Notable Quotes & Memorable Moments
- On the Santa Concept:
- Jason [03:37]: “If you are working as a Santa, you are disguising yourself as Santa no matter what.”
- June [12:46]: "What if Santa was a mom? Now that's... By the way, that's the move."
- On Character Stakes:
- Jason [05:55]: “Why does Taylor not show up as herself to the Santa audition...?”
- Paul [06:14]: “The movie is interrogating our misogyny, the patriarchy, in hiring men as Santa performers.”
- On Class and Believability:
- Jason [16:08]: “I imagine the pressure of growing up as a regular person in a snowtown, as you put It. Paul, is difficult.”
- On the film’s lack of an arc:
- June [47:23]: “They're more comfortable settling rather than figuring out... who they are as individuals and how to be happy as themselves and then... share that self with someone else.”
- On Romance/Queerness:
- June [64:55]: "Matthew was connecting with another man in a way that you could tell... his sexuality was being challenged."
- Jason [65:13]: “This is a red flag, ladies. Guy’s only friend is Santa? You’re fucked.”
- [74:47] Letterboxd user "Karen95" (read by Paul): “This movie was bisexual as for everywhere you look at it… Matthew looking at who he thought was a man, AKA Santa Claus, and catching feelings… Also, obviously Taylor was bisexual. She literally had a unicorn chapstick and unicorns represent bisexuality.”
- On Christmas:
- Jason [52:32]: "It is literally to give up your dreams... and to settle with whatever life delta up until this point."
- On the Mask Bros’ Hobby:
- June [18:12]: “They're making Mission Impossible level masks… for their Halloween costumes.”
Highlighted Timestamps
- [02:34] – Opening: Explaining the film’s plot and initial reactions
- [05:55] – Deconstructing the disguise premise and missed scene opportunities
- [12:46] – "What if Santa was a mom?" discussion
- [14:20] – Class tension, snowboarding subplot criticism
- [16:35] – Noting the hotel manager’s daughter as both “rich” and only marginally more privileged
- [17:08] – Tia & Tamara Mowry as an improvement suggestion
- [28:08] – Bemoaning the lack of a Gilmore Girls-style relationship
- [36:06] – Locker room absurdity and gender performance
- [52:13] – Christmas themes (or lack thereof)

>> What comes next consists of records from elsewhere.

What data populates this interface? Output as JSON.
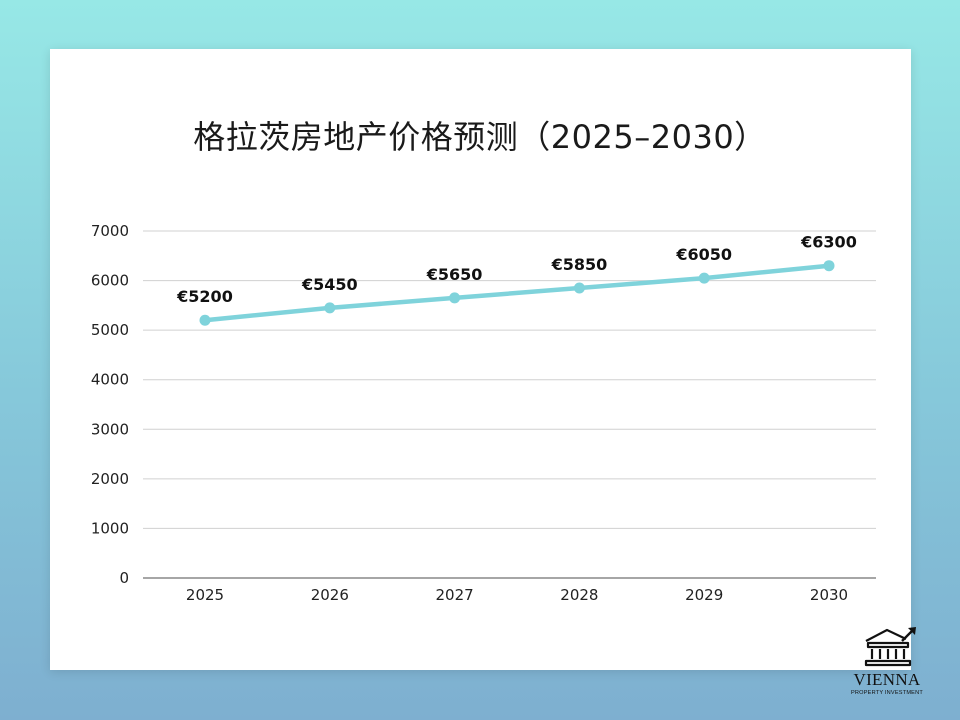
{
  "colors": {
    "line": "#7fd3db",
    "grid": "#d0d0d0",
    "axis": "#888888",
    "text": "#222222"
  },
  "chart_data": {
    "type": "line",
    "title": "格拉茨房地产价格预测（2025–2030）",
    "xlabel": "",
    "ylabel": "",
    "categories": [
      "2025",
      "2026",
      "2027",
      "2028",
      "2029",
      "2030"
    ],
    "series": [
      {
        "values": [
          5200,
          5450,
          5650,
          5850,
          6050,
          6300
        ],
        "data_labels": [
          "€5200",
          "€5450",
          "€5650",
          "€5850",
          "€6050",
          "€6300"
        ]
      }
    ],
    "ylim": [
      0,
      7000
    ],
    "yticks": [
      0,
      1000,
      2000,
      3000,
      4000,
      5000,
      6000,
      7000
    ],
    "grid": true,
    "legend": false
  },
  "logo": {
    "icon": "bank-building-icon",
    "name": "VIENNA",
    "subtitle": "PROPERTY INVESTMENT"
  }
}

- [60:09] – Comedy about the “look path” search engine
- [71:03] – Second Opinions: Audience reviews, including the Letterboxd bisexuality debate
Final Thoughts
- Paul: Enjoyed the film’s relatively painless watchability despite its many flaws—"went down easy" ([69:01]).
- Jason: Felt let down by the untapped potential, lack of comedic stakes and shallow characters.

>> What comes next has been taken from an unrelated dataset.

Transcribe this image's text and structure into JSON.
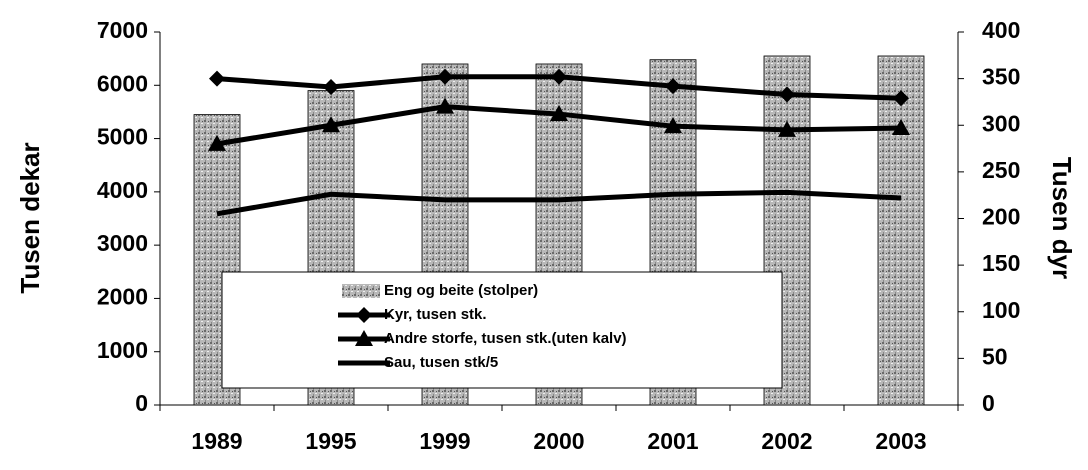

- June: Found it better than other recent fare, but more frustrating for hinting at, but never achieving, a sharper, funnier or more heartfelt film.

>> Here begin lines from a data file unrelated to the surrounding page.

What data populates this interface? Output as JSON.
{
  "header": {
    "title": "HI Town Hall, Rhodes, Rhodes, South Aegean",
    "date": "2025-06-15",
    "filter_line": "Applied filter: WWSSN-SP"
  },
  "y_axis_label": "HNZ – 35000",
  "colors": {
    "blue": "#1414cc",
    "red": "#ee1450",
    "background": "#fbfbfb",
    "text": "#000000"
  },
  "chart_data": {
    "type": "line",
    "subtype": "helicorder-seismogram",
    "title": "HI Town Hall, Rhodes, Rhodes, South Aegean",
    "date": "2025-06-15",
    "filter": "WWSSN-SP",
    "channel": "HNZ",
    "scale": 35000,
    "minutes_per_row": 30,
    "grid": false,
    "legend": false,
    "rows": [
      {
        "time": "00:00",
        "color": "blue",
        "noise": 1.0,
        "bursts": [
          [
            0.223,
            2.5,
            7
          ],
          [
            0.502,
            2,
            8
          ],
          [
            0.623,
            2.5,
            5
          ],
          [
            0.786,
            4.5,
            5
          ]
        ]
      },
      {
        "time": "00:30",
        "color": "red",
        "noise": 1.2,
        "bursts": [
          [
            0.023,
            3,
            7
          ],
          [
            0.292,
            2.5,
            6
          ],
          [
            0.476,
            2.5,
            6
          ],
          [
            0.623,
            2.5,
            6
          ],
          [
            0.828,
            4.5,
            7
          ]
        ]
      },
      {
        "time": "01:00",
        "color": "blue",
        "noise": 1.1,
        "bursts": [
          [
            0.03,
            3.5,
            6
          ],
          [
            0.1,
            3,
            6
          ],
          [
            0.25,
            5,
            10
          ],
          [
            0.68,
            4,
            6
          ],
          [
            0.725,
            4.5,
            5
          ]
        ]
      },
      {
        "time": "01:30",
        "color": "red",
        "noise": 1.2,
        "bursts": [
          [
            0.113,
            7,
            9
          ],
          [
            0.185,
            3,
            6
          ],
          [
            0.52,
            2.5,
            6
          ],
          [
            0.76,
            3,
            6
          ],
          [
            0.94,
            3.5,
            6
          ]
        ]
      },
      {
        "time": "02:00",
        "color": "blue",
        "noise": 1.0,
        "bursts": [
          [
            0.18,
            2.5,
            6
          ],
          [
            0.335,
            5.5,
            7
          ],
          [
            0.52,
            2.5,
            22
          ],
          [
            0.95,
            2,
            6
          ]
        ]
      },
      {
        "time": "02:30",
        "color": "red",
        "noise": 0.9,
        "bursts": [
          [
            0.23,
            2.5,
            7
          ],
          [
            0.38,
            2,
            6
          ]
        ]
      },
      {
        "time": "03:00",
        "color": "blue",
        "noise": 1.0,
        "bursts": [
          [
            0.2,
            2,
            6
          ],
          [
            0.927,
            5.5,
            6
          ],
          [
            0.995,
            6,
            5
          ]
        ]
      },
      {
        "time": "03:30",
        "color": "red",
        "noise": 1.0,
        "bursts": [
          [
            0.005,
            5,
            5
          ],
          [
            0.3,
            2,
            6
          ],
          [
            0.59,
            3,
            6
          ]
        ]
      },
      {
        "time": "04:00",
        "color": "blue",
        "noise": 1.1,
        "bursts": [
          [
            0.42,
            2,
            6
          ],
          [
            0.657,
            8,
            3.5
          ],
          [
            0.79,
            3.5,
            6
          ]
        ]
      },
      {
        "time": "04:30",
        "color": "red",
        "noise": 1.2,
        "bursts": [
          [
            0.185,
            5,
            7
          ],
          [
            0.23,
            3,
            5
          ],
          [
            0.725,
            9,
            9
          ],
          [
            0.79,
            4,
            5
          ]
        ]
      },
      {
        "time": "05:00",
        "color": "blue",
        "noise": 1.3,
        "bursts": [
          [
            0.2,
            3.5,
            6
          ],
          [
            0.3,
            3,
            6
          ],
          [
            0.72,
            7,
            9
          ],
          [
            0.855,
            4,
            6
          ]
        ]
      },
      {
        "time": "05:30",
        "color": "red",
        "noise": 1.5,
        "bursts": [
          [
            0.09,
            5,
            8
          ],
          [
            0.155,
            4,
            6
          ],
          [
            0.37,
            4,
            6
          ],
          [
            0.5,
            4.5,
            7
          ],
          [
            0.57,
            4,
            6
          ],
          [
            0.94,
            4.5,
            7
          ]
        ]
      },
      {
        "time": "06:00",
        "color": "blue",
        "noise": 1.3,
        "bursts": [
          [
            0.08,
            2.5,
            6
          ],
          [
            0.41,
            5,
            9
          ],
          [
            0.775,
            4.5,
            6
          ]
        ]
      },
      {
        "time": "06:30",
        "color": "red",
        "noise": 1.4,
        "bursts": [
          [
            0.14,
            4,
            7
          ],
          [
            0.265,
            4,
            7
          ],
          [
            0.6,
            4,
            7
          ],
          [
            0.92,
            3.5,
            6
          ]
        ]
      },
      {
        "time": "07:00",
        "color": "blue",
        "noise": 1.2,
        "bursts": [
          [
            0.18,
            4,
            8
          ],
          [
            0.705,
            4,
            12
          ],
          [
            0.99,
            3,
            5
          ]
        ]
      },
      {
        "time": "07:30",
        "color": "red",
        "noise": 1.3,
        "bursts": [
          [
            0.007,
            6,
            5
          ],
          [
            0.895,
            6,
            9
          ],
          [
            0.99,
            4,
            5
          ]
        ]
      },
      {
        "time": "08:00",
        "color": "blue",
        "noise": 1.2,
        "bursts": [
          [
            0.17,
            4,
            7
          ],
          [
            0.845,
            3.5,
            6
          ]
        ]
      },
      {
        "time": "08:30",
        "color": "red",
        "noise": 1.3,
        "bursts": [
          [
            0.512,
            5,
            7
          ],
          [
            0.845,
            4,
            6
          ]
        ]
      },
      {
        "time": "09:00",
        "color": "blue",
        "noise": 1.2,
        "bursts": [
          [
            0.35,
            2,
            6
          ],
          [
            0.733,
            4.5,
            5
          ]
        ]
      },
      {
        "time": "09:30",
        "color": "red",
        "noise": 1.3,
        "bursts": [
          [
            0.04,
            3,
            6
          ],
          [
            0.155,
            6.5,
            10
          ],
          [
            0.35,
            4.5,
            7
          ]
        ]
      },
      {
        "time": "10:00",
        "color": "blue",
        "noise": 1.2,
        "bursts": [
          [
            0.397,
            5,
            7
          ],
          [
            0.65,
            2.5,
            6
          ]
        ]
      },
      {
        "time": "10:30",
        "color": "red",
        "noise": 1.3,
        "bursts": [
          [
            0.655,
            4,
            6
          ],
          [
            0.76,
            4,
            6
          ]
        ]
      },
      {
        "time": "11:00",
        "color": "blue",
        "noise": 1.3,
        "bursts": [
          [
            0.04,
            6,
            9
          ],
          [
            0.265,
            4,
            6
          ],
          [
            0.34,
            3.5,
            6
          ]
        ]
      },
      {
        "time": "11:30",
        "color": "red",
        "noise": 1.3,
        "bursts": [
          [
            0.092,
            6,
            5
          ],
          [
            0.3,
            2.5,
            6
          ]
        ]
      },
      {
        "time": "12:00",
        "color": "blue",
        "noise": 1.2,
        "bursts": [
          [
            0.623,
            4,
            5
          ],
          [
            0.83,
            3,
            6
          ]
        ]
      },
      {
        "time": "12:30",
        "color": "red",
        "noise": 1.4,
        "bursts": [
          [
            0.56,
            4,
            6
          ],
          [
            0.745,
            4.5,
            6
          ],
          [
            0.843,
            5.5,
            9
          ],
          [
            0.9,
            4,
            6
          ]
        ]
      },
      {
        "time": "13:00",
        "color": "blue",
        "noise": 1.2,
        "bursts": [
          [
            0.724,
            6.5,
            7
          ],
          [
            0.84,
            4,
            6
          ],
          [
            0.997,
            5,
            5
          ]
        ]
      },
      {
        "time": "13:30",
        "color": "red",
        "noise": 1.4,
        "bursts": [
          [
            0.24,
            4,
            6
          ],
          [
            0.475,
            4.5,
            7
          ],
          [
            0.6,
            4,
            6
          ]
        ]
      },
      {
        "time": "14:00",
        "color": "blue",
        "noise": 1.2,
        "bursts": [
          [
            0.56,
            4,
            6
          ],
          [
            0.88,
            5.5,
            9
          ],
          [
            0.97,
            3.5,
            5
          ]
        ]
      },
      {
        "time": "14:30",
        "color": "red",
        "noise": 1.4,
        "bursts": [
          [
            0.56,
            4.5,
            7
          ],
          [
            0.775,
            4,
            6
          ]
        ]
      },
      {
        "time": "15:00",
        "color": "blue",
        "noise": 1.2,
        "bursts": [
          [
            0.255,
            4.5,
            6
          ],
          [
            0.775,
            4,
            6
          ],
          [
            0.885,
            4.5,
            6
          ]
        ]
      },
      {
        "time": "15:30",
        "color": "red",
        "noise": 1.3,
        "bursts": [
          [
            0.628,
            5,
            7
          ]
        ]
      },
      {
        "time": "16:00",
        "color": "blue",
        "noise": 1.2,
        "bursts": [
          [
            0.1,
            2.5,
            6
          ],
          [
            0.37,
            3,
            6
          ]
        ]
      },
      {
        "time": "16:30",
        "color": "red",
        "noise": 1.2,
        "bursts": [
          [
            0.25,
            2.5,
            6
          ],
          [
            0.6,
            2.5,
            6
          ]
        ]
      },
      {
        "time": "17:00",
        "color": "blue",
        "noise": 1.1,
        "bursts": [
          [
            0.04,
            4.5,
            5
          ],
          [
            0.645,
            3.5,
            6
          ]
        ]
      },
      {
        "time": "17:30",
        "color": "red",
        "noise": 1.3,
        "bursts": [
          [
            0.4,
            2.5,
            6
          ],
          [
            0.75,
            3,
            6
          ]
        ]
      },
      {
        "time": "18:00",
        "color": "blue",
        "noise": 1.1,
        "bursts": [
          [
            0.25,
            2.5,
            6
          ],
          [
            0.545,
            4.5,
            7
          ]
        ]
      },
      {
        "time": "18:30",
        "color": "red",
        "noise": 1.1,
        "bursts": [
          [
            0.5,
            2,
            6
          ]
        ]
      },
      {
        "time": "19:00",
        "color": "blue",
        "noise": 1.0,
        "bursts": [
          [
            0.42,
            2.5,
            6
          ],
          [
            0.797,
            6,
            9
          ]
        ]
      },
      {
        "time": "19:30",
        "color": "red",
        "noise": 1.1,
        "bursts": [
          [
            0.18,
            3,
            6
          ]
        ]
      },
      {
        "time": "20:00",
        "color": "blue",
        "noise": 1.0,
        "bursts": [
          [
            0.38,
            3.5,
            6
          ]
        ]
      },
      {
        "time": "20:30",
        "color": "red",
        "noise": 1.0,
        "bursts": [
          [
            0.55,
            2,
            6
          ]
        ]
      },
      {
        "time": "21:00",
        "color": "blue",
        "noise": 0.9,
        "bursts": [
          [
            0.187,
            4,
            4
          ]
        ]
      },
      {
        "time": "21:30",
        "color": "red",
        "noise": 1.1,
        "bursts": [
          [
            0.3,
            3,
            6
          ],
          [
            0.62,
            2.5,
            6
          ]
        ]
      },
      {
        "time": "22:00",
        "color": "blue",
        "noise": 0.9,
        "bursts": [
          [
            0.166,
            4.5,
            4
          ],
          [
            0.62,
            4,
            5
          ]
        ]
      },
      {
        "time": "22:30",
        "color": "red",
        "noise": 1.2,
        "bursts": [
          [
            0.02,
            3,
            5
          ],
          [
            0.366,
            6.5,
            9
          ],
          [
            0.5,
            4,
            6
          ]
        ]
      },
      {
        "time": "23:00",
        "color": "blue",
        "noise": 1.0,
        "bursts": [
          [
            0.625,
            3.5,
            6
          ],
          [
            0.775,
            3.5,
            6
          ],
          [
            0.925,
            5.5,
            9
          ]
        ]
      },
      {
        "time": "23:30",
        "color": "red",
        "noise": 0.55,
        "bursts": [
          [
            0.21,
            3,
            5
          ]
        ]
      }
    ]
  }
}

Additional Fun (and Weirdness)
- [50:53] – Taylor-as-Santa “curing” a child’s stutter, audience laughter at the film’s oblivious, borderline magical realism moment.
- [63:02] – Paul reveals he once met a monkey in a Santa suit at a party.
- [68:01] – Common Sense Media gives the film a 10+ rating ("beyond good for families").
- [78:21] – Written by Ron Oliver, known for Prom Night II and now a Christmas movie master.
Bottom Line: 'My Secret Santa' is a sincere but hollow holiday rom-com that never quite decides if it wants to lampoon its genre or take its own story seriously. The podcast hosts find much to amuse and critique, ultimately wishing for a bolder, wackier, and more self-aware film. A recommended listen for fans of the show and anyone curious about the limits of the Netflix Christmas formula.